How many different knives do you have in your kitchen at home. If you are in Japan, it could be up to 50 including knives specifically for fish bleeding, roe and preparation, for salmon, for squid, for crab, for eel, for the pike conger eel, for noodles, for fish cake, for lettuce and, one of the largest, for spring onions.

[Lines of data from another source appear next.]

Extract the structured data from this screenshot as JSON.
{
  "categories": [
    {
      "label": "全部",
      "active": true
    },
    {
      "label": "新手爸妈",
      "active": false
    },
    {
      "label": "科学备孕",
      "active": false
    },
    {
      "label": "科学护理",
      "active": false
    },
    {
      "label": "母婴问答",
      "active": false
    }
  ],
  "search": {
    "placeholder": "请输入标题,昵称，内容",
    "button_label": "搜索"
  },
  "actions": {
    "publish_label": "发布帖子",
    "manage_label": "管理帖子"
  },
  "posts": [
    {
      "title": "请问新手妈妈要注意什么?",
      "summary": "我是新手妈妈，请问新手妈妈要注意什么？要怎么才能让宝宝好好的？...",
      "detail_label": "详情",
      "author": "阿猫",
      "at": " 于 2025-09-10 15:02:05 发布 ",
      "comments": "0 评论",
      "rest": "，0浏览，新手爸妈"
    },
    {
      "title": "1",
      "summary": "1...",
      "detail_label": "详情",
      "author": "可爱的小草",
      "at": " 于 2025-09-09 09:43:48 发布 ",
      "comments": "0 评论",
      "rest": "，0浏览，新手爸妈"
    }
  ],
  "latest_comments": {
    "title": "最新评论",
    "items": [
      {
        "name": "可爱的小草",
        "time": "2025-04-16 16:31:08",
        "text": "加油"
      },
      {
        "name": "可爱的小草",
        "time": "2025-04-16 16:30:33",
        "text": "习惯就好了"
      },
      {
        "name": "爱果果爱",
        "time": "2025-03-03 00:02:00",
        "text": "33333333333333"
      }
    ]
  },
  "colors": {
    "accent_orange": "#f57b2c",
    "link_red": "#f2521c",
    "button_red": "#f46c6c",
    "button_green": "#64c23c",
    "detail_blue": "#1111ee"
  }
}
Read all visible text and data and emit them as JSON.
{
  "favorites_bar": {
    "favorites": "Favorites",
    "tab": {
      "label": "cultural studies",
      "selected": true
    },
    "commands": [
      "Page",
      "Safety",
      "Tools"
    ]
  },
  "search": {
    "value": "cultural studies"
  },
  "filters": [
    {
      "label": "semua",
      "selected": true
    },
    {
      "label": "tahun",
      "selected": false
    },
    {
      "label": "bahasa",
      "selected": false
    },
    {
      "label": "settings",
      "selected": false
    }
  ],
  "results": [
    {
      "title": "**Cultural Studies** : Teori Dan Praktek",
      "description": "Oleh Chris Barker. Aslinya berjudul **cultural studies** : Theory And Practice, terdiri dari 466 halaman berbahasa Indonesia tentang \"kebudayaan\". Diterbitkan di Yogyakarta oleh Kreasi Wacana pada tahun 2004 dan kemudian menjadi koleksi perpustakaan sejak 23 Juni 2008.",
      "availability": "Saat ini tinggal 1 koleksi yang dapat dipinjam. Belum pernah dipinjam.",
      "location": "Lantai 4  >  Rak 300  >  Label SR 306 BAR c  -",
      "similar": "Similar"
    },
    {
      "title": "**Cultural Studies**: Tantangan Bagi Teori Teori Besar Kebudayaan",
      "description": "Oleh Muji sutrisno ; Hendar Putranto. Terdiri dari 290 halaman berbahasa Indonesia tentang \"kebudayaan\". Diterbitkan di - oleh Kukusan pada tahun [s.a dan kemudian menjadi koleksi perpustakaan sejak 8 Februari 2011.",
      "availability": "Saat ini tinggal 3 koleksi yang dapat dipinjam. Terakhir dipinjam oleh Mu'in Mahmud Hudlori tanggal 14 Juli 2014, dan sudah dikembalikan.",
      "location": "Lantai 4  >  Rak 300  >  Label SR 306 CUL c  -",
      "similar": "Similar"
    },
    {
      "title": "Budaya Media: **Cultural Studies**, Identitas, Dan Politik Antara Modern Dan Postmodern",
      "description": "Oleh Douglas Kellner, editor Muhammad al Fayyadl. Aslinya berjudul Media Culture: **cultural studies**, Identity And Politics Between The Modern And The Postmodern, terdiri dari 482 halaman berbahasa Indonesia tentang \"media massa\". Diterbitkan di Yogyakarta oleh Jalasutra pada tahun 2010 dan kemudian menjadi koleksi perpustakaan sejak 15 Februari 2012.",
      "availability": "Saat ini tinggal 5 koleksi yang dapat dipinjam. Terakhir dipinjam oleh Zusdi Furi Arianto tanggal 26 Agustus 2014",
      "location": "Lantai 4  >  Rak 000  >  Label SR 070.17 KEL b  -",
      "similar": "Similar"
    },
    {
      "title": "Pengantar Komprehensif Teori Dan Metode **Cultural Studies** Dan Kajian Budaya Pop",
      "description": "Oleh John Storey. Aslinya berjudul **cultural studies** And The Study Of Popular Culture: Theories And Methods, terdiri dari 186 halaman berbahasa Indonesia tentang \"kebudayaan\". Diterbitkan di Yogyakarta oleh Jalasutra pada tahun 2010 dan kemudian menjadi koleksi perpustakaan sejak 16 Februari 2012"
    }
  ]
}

The Japan Centre London’s second exhibition ‘Biology of Metal: Metal Craftsmanship in Tsubame-Sanjo’ provides a fascinating insight into metalwork crafts in the Tsubama-Sanjo region of Japan, combining traditions going back several centuries with contemporary skills and craftsmanship, looking to the future of metalwork for a wide variety of tools, knives, kitchen implements, tableware, smoking pipes and metal screens, not just in aluminium and steel but also in copper.
Inspired by the Tsubame-Sanjo Factory Festival (Kouba no Saiten), an annual ‘open house’ held at the beginning of October in Tsubame-Sanjo, the displays are placed in front of videos of the craftspeople who sweat alongside the fiery furnaces and flames that are so much part of the manufacturing process.
Contemporary Japanese iron crafts were also on show at the London Design Fair in Truman’s Brewery last month, again combining old traditions with modern design.